Who's Backing the Next Generation of Smart Grid Experts?

photo: Urbans/shutterstock

photo: Urbans/shutterstock

The W.M. Keck Foundation is a long-running science and education funder that just kind of chugs along doing its thing, with its steady stream of six- and sometimes seven-figure grants backing a lot of cool projects. So we're always on the lookout for what kind of far-out science or surprising undergrad programs it’s getting behind. 

The latest such grant to catch our attention is headed to the Oregon Institute of Technology in support of a new Smart Grid Lab that will be named after the foundation. While not an energy or climate funder, Keck does venture into green subject matter from time to time, awarding this particular grant through its undergraduate education program.

The grant for $225,000 will allow undergraduate engineering students to gain expertise in the power sector and conduct research on the future of energy systems, using new hardware and software to improve the way electricity grids distributes power. 

There’s a pretty standard STEM education element to this grant, helping college students gain leading-edge training in a field with high demand for incoming professionals. 

But smart grid research is also important to the future reliability of the country’s aging energy infrastructure, and to integrating the growing share of renewable energy sources like wind, solar and geothermal. The future grid will use advanced sensors, data collection, and communication software to become more efficient and flexible, reduce and respond to outages, and make clean energy more reliable. 

Smart grid technology is also complex, and involves many stakeholders and sectors, requiring knowledge in multiple disciplines, a focus of the new center. Oregon Tech is a Klamath Falls-based school that already offers degrees in renewable energy and self-generates the vast majority of its electricity from renewable sources.  

Smart grid technology has been the subject of significant Department of Energy-funded research, including billions allocated through the American Recovery and Reinvestment Act. On the philanthropy front, the leader in this space is software billionaire Thomas Siebel, who launched the Siebel Energy Institute to distribute grants toward smart grid technology. The Rockefeller Foundation has also devoted funding to mini-grid tech, focused on expanding access to electricity in India. 

The Keck grant comes from the foundation’s undergraduate education program, which gives awards of under $1 million to projects that prioritize research, science and tech, critical thinking, and interdisciplinary work. Keck’s other main programs fund edgy research projects in science, engineering and medicine, and local funding in Southern California. Grants are chosen by a series of committees, including but not limited to Keck family members—the founder was the head of the Superior Oil Company.

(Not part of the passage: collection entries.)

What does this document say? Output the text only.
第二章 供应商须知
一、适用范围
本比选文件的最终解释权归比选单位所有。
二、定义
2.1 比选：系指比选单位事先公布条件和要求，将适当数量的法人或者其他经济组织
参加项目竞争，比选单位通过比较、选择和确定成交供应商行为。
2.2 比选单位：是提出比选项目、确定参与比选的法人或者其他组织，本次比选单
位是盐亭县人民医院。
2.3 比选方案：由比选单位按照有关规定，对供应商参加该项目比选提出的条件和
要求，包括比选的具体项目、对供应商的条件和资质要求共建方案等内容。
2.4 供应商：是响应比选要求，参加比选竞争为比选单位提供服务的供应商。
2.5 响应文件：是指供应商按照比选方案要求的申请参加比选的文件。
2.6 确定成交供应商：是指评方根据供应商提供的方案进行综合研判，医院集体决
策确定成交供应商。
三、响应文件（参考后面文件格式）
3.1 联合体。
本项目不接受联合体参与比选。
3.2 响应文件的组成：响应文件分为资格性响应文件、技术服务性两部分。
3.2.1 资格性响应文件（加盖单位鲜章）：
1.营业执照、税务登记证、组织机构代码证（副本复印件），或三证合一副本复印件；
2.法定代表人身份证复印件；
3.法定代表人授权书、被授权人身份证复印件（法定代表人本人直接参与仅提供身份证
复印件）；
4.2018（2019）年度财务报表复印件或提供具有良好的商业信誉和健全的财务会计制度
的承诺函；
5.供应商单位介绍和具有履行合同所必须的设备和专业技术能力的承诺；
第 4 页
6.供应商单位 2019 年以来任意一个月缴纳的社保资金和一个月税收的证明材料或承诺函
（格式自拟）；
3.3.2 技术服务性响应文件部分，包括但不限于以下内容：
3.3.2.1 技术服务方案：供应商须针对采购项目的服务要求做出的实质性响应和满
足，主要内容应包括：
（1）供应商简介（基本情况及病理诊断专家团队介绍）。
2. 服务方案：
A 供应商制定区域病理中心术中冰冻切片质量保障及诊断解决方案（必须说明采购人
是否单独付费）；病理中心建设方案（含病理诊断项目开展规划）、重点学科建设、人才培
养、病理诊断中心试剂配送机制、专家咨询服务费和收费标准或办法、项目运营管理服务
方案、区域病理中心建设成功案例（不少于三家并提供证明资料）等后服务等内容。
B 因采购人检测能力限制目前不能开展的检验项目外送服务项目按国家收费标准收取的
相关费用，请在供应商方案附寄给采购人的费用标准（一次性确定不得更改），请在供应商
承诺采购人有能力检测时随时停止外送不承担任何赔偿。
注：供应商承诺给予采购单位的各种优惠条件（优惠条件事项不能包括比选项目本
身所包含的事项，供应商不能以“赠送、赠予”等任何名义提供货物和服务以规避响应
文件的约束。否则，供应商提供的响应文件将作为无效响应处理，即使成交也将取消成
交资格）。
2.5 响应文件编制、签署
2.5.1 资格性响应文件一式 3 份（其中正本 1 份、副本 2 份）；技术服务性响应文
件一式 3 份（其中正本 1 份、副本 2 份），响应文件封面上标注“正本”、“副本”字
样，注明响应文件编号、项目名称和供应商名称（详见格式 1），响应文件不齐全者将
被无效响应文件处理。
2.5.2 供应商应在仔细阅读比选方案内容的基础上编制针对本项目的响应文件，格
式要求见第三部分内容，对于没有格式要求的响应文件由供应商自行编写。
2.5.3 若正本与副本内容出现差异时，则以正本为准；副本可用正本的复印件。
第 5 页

Again, while not an environmental funder, we’ve seen some interesting environmental-adjacent projects from Keck. In this latest science grant cycle, for example, a $1 million grant is going toward study in Hawaii of the microbiomes of large-scale ecosystems, and another for the same amount to Woods Hole Oceanographic Institution to develop a new acoustic tool for ocean science. Previously, we covered one campus grant to study river health in California and another to Portland State University in support of a green architecture and design program. 

While Keck comes at this topic with a clear interest in science and education, hopefully, the foundation will make grants in the climate and energy space a trend in its future funding patterns. This is a topic that needs as much support as it can get, from across the spectrum of foundations and their priorities.